Returning to what I did to Caemanor, I cannot truly make up a concrete answer as to why I did it. I guess I somehow lost control and allowed the pills took over. I loved Willy with all my heart even as I learned of his death yet, there was a desire to murder him hidden beneath my grief. In all the frustration and confusion his death left me in, I craved a male's touch and could not help myself to my animalistic urges. I was stuck in a feeling of nowhere and everywhere and had to break out under the spell of the pills. All I could do to translate my frustration and confusion in my drug induced personality was intercourse, and in the worst way imaginable no less, hurting Caemanor both physically and emotionally in the process. But none of this really is my fault, I blame Willy and the effect of the pills as I had no conscious choice in the matter. However, I deeply regret the way I carried out the actions I forced on Caemanor. I wish I had not fed into the darkness of primal drug induced desires. I wish I was stronger, stronger to the point that I could have prevented what I did, but the damage is done.

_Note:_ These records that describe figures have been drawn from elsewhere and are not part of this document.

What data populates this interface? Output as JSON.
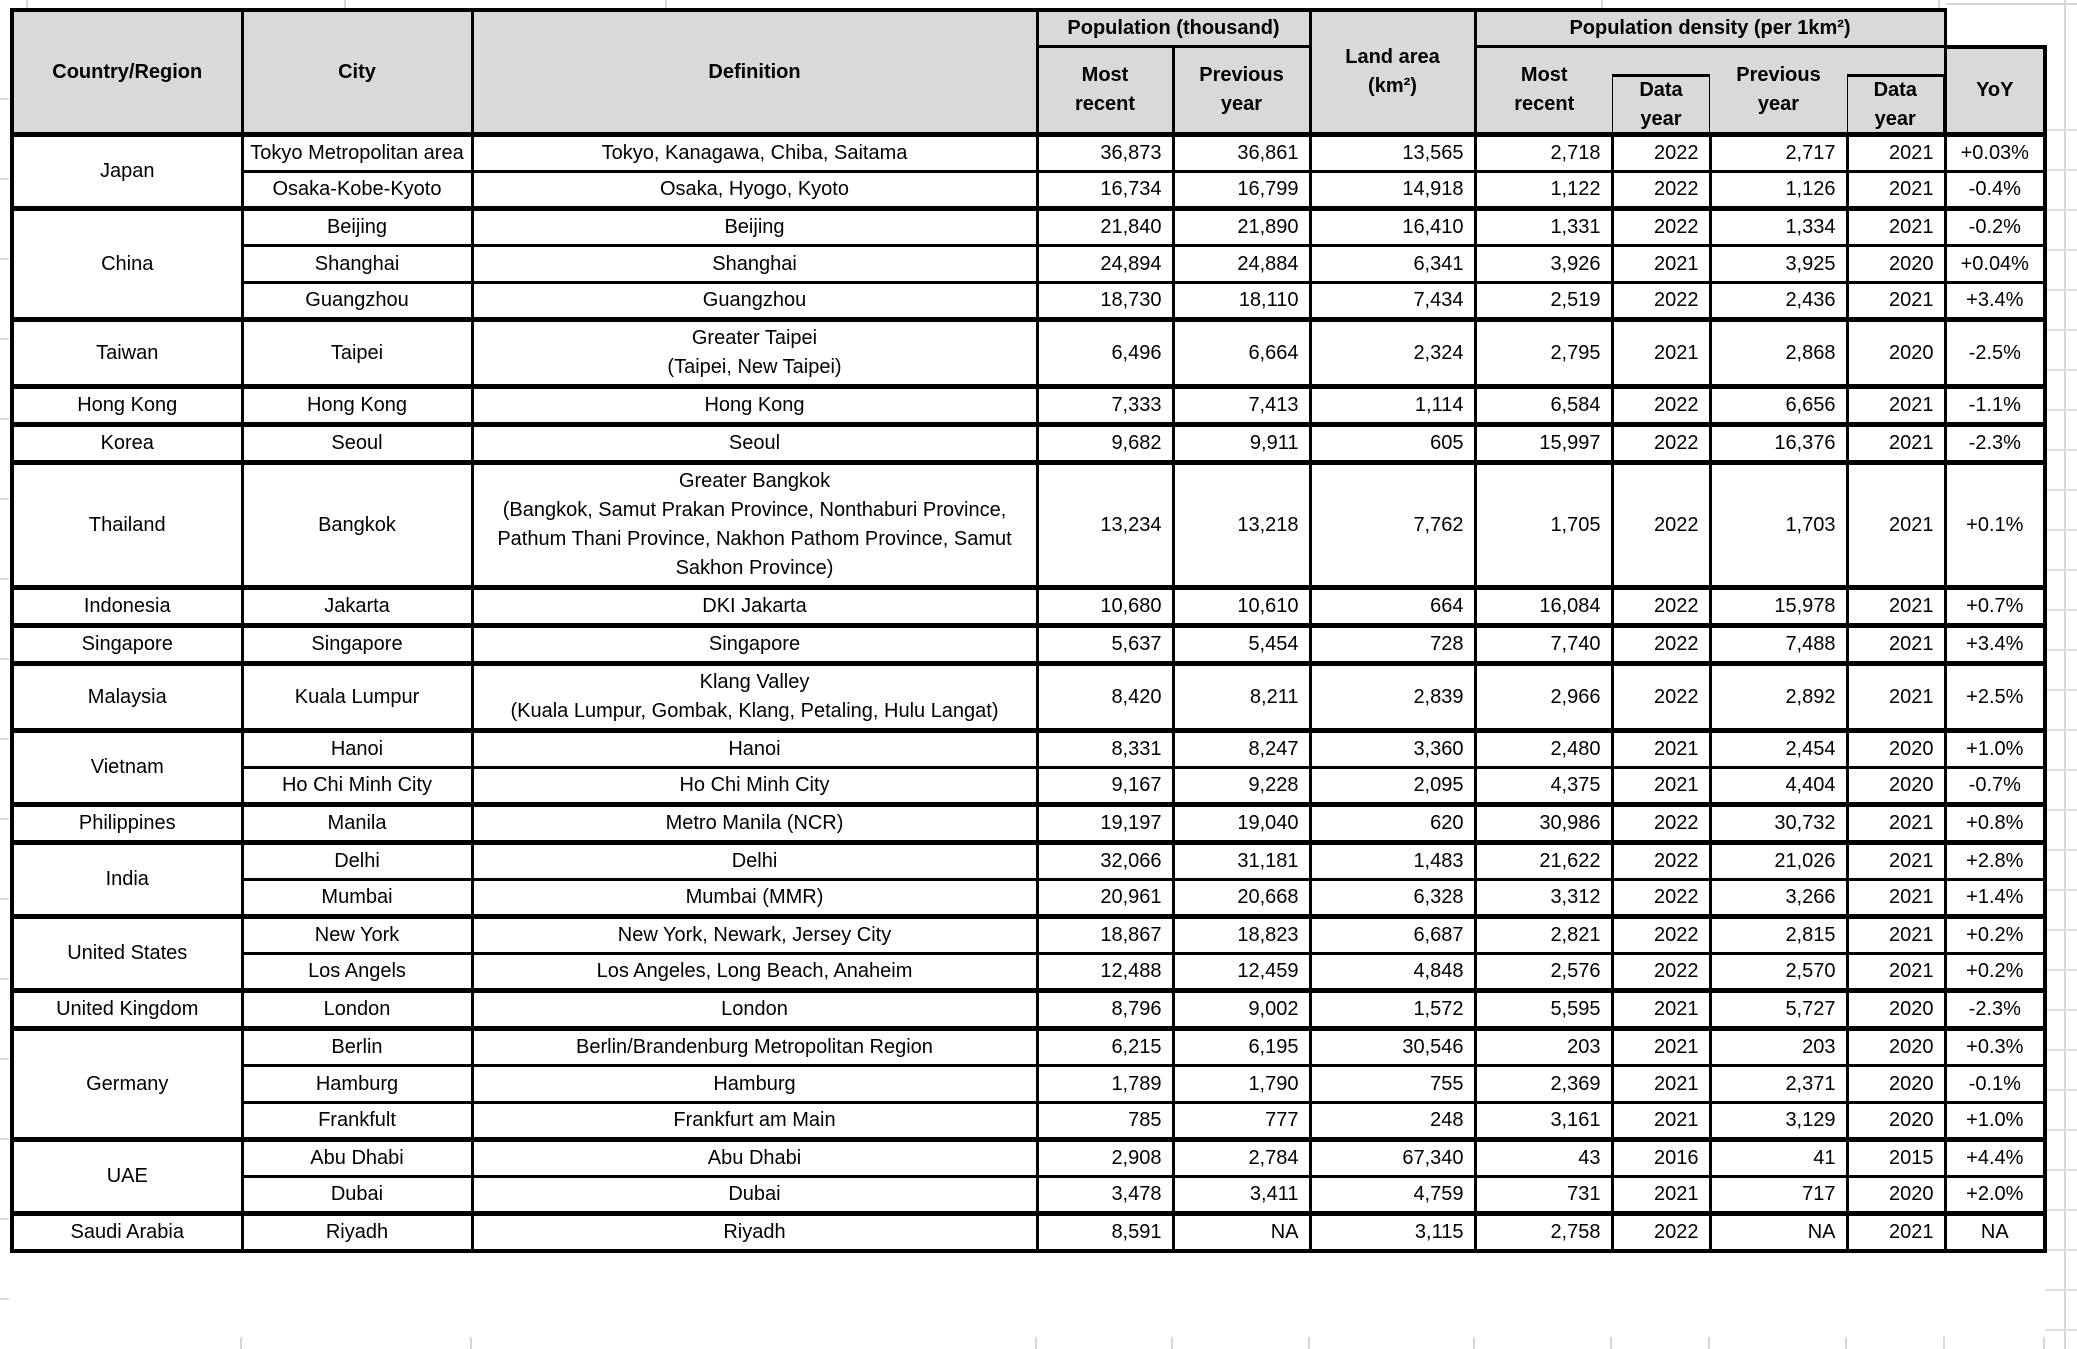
{
  "header": {
    "country": "Country/Region",
    "city": "City",
    "definition": "Definition",
    "population_group": "Population (thousand)",
    "pop_most_recent": "Most\nrecent",
    "pop_previous_year": "Previous\nyear",
    "land_area": "Land area\n(km²)",
    "density_group": "Population density (per 1km²)",
    "den_most_recent": "Most\nrecent",
    "den_data_year_1": "Data\nyear",
    "den_previous_year": "Previous\nyear",
    "den_data_year_2": "Data\nyear",
    "yoy": "YoY"
  },
  "colors": {
    "header_bg": "#d9d9d9",
    "border": "#000000",
    "gridline": "#dcdcdc",
    "cell_bg": "#ffffff"
  },
  "table": {
    "groups": [
      {
        "country": "Japan",
        "cities": [
          {
            "city": "Tokyo Metropolitan area",
            "definition": "Tokyo, Kanagawa, Chiba, Saitama",
            "pop_recent": "36,873",
            "pop_prev": "36,861",
            "land_area": "13,565",
            "den_recent": "2,718",
            "den_recent_year": "2022",
            "den_prev": "2,717",
            "den_prev_year": "2021",
            "yoy": "+0.03%"
          },
          {
            "city": "Osaka-Kobe-Kyoto",
            "definition": "Osaka, Hyogo, Kyoto",
            "pop_recent": "16,734",
            "pop_prev": "16,799",
            "land_area": "14,918",
            "den_recent": "1,122",
            "den_recent_year": "2022",
            "den_prev": "1,126",
            "den_prev_year": "2021",
            "yoy": "-0.4%"
          }
        ]
      },
      {
        "country": "China",
        "cities": [
          {
            "city": "Beijing",
            "definition": "Beijing",
            "pop_recent": "21,840",
            "pop_prev": "21,890",
            "land_area": "16,410",
            "den_recent": "1,331",
            "den_recent_year": "2022",
            "den_prev": "1,334",
            "den_prev_year": "2021",
            "yoy": "-0.2%"
          },
          {
            "city": "Shanghai",
            "definition": "Shanghai",
            "pop_recent": "24,894",
            "pop_prev": "24,884",
            "land_area": "6,341",
            "den_recent": "3,926",
            "den_recent_year": "2021",
            "den_prev": "3,925",
            "den_prev_year": "2020",
            "yoy": "+0.04%"
          },
          {
            "city": "Guangzhou",
            "definition": "Guangzhou",
            "pop_recent": "18,730",
            "pop_prev": "18,110",
            "land_area": "7,434",
            "den_recent": "2,519",
            "den_recent_year": "2022",
            "den_prev": "2,436",
            "den_prev_year": "2021",
            "yoy": "+3.4%"
          }
        ]
      },
      {
        "country": "Taiwan",
        "cities": [
          {
            "city": "Taipei",
            "definition": "Greater Taipei\n(Taipei, New Taipei)",
            "pop_recent": "6,496",
            "pop_prev": "6,664",
            "land_area": "2,324",
            "den_recent": "2,795",
            "den_recent_year": "2021",
            "den_prev": "2,868",
            "den_prev_year": "2020",
            "yoy": "-2.5%"
          }
        ]
      },
      {
        "country": "Hong Kong",
        "cities": [
          {
            "city": "Hong Kong",
            "definition": "Hong Kong",
            "pop_recent": "7,333",
            "pop_prev": "7,413",
            "land_area": "1,114",
            "den_recent": "6,584",
            "den_recent_year": "2022",
            "den_prev": "6,656",
            "den_prev_year": "2021",
            "yoy": "-1.1%"
          }
        ]
      },
      {
        "country": "Korea",
        "cities": [
          {
            "city": "Seoul",
            "definition": "Seoul",
            "pop_recent": "9,682",
            "pop_prev": "9,911",
            "land_area": "605",
            "den_recent": "15,997",
            "den_recent_year": "2022",
            "den_prev": "16,376",
            "den_prev_year": "2021",
            "yoy": "-2.3%"
          }
        ]
      },
      {
        "country": "Thailand",
        "cities": [
          {
            "city": "Bangkok",
            "definition": "Greater Bangkok\n(Bangkok, Samut Prakan Province, Nonthaburi Province, Pathum Thani Province, Nakhon Pathom Province, Samut Sakhon Province)",
            "pop_recent": "13,234",
            "pop_prev": "13,218",
            "land_area": "7,762",
            "den_recent": "1,705",
            "den_recent_year": "2022",
            "den_prev": "1,703",
            "den_prev_year": "2021",
            "yoy": "+0.1%"
          }
        ]
      },
      {
        "country": "Indonesia",
        "cities": [
          {
            "city": "Jakarta",
            "definition": "DKI Jakarta",
            "pop_recent": "10,680",
            "pop_prev": "10,610",
            "land_area": "664",
            "den_recent": "16,084",
            "den_recent_year": "2022",
            "den_prev": "15,978",
            "den_prev_year": "2021",
            "yoy": "+0.7%"
          }
        ]
      },
      {
        "country": "Singapore",
        "cities": [
          {
            "city": "Singapore",
            "definition": "Singapore",
            "pop_recent": "5,637",
            "pop_prev": "5,454",
            "land_area": "728",
            "den_recent": "7,740",
            "den_recent_year": "2022",
            "den_prev": "7,488",
            "den_prev_year": "2021",
            "yoy": "+3.4%"
          }
        ]
      },
      {
        "country": "Malaysia",
        "cities": [
          {
            "city": "Kuala Lumpur",
            "definition": "Klang Valley\n(Kuala Lumpur, Gombak, Klang, Petaling, Hulu Langat)",
            "pop_recent": "8,420",
            "pop_prev": "8,211",
            "land_area": "2,839",
            "den_recent": "2,966",
            "den_recent_year": "2022",
            "den_prev": "2,892",
            "den_prev_year": "2021",
            "yoy": "+2.5%"
          }
        ]
      },
      {
        "country": "Vietnam",
        "cities": [
          {
            "city": "Hanoi",
            "definition": "Hanoi",
            "pop_recent": "8,331",
            "pop_prev": "8,247",
            "land_area": "3,360",
            "den_recent": "2,480",
            "den_recent_year": "2021",
            "den_prev": "2,454",
            "den_prev_year": "2020",
            "yoy": "+1.0%"
          },
          {
            "city": "Ho Chi Minh City",
            "definition": "Ho Chi Minh City",
            "pop_recent": "9,167",
            "pop_prev": "9,228",
            "land_area": "2,095",
            "den_recent": "4,375",
            "den_recent_year": "2021",
            "den_prev": "4,404",
            "den_prev_year": "2020",
            "yoy": "-0.7%"
          }
        ]
      },
      {
        "country": "Philippines",
        "cities": [
          {
            "city": "Manila",
            "definition": "Metro Manila (NCR)",
            "pop_recent": "19,197",
            "pop_prev": "19,040",
            "land_area": "620",
            "den_recent": "30,986",
            "den_recent_year": "2022",
            "den_prev": "30,732",
            "den_prev_year": "2021",
            "yoy": "+0.8%"
          }
        ]
      },
      {
        "country": "India",
        "cities": [
          {
            "city": "Delhi",
            "definition": "Delhi",
            "pop_recent": "32,066",
            "pop_prev": "31,181",
            "land_area": "1,483",
            "den_recent": "21,622",
            "den_recent_year": "2022",
            "den_prev": "21,026",
            "den_prev_year": "2021",
            "yoy": "+2.8%"
          },
          {
            "city": "Mumbai",
            "definition": "Mumbai (MMR)",
            "pop_recent": "20,961",
            "pop_prev": "20,668",
            "land_area": "6,328",
            "den_recent": "3,312",
            "den_recent_year": "2022",
            "den_prev": "3,266",
            "den_prev_year": "2021",
            "yoy": "+1.4%"
          }
        ]
      },
      {
        "country": "United States",
        "cities": [
          {
            "city": "New York",
            "definition": "New York, Newark, Jersey City",
            "pop_recent": "18,867",
            "pop_prev": "18,823",
            "land_area": "6,687",
            "den_recent": "2,821",
            "den_recent_year": "2022",
            "den_prev": "2,815",
            "den_prev_year": "2021",
            "yoy": "+0.2%"
          },
          {
            "city": "Los Angels",
            "definition": "Los Angeles, Long Beach, Anaheim",
            "pop_recent": "12,488",
            "pop_prev": "12,459",
            "land_area": "4,848",
            "den_recent": "2,576",
            "den_recent_year": "2022",
            "den_prev": "2,570",
            "den_prev_year": "2021",
            "yoy": "+0.2%"
          }
        ]
      },
      {
        "country": "United Kingdom",
        "cities": [
          {
            "city": "London",
            "definition": "London",
            "pop_recent": "8,796",
            "pop_prev": "9,002",
            "land_area": "1,572",
            "den_recent": "5,595",
            "den_recent_year": "2021",
            "den_prev": "5,727",
            "den_prev_year": "2020",
            "yoy": "-2.3%"
          }
        ]
      },
      {
        "country": "Germany",
        "cities": [
          {
            "city": "Berlin",
            "definition": "Berlin/Brandenburg Metropolitan Region",
            "pop_recent": "6,215",
            "pop_prev": "6,195",
            "land_area": "30,546",
            "den_recent": "203",
            "den_recent_year": "2021",
            "den_prev": "203",
            "den_prev_year": "2020",
            "yoy": "+0.3%"
          },
          {
            "city": "Hamburg",
            "definition": "Hamburg",
            "pop_recent": "1,789",
            "pop_prev": "1,790",
            "land_area": "755",
            "den_recent": "2,369",
            "den_recent_year": "2021",
            "den_prev": "2,371",
            "den_prev_year": "2020",
            "yoy": "-0.1%"
          },
          {
            "city": "Frankfult",
            "definition": "Frankfurt am Main",
            "pop_recent": "785",
            "pop_prev": "777",
            "land_area": "248",
            "den_recent": "3,161",
            "den_recent_year": "2021",
            "den_prev": "3,129",
            "den_prev_year": "2020",
            "yoy": "+1.0%"
          }
        ]
      },
      {
        "country": "UAE",
        "cities": [
          {
            "city": "Abu Dhabi",
            "definition": "Abu Dhabi",
            "pop_recent": "2,908",
            "pop_prev": "2,784",
            "land_area": "67,340",
            "den_recent": "43",
            "den_recent_year": "2016",
            "den_prev": "41",
            "den_prev_year": "2015",
            "yoy": "+4.4%"
          },
          {
            "city": "Dubai",
            "definition": "Dubai",
            "pop_recent": "3,478",
            "pop_prev": "3,411",
            "land_area": "4,759",
            "den_recent": "731",
            "den_recent_year": "2021",
            "den_prev": "717",
            "den_prev_year": "2020",
            "yoy": "+2.0%"
          }
        ]
      },
      {
        "country": "Saudi Arabia",
        "cities": [
          {
            "city": "Riyadh",
            "definition": "Riyadh",
            "pop_recent": "8,591",
            "pop_prev": "NA",
            "land_area": "3,115",
            "den_recent": "2,758",
            "den_recent_year": "2022",
            "den_prev": "NA",
            "den_prev_year": "2021",
            "yoy": "NA"
          }
        ]
      }
    ]
  }
}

At a loss of friends and trust, I come to the conclusion that I am alone, but not at fault. Willy, once my best friend, the same friend and lover who prevented me from being alone, left me in a state of mind that I feared to ever possess: loneliness. Yet by either chance or by luck, here I am, alive. Even if I stand, without his weak but friendly support, I am a lost sheep, lost without a purpose in the world. Remembering back to the past before assaulting Caemanor, I recall once having a crush on him while Willy was around but never acted on my desires. I had always kept my boundaries with Caemanor because I had complete faith in Willy but then again, Willy never truly earned it from me. I was stuck in an idiotic bubble of self-fed lies with no escape. Now fully awake from the lies, I remember a few months ago when I noticed Caemanor and presumably, David, inside The Cabin having fun, all while I was with Willy. Although, I could not truly tell if it was the both of them or not. We never discussed lovers amongst the four of us and even in The Cabin, lack of voice contact was heavily encouraged. On that day, I remember getting so frustrated angry upon seeing the happy couple engage in a crazed loved public manner with each other. I wanted to do something in order to get rid of the pain seeing them had caused me to have but I hesitated at the time. Now in the present, knowing what happened to David just a few days ago, I wanted to approach him and comfort him in his time of need but I did not have it in me to do so. I lost all self control and kissed him, screwing him over instead of supporting him like the friend I truly should have been. Yet even when I locked lips with Caemanor, I felt a release of pleasure among angry heartfelt pain under the spell of the pills. Both Caemanor and David cared for each other they way Willy and I never truly have and that angered me. I- I even felt betrayed and jealous by everymale behaving like Caemanor and David and so much so that when Willy died that I stopped being rational and swallowed the pills, going crazy on Caemanor as a result. My savage inner being took over, with I absent in control. How is that explainable to a male who is not I? It was me but not me. I angrily yet passionately made love to one of my closest friends, thinking he was Willy, causing irreversible unimaginable pain while blinded in seeing what is appropriate and what is not. What have I done? By Ai'nala, I truly am a monster. 

Tense, I grab the white pillowcase filled to the brim with cotton flowers from the upper side of the bed and shove my face on its white surface, before screaming loudly inside. I soon lay on the bed, looking up at the broken brown cubicle ceiling and no longer as tense, filled with only grief and disappointment.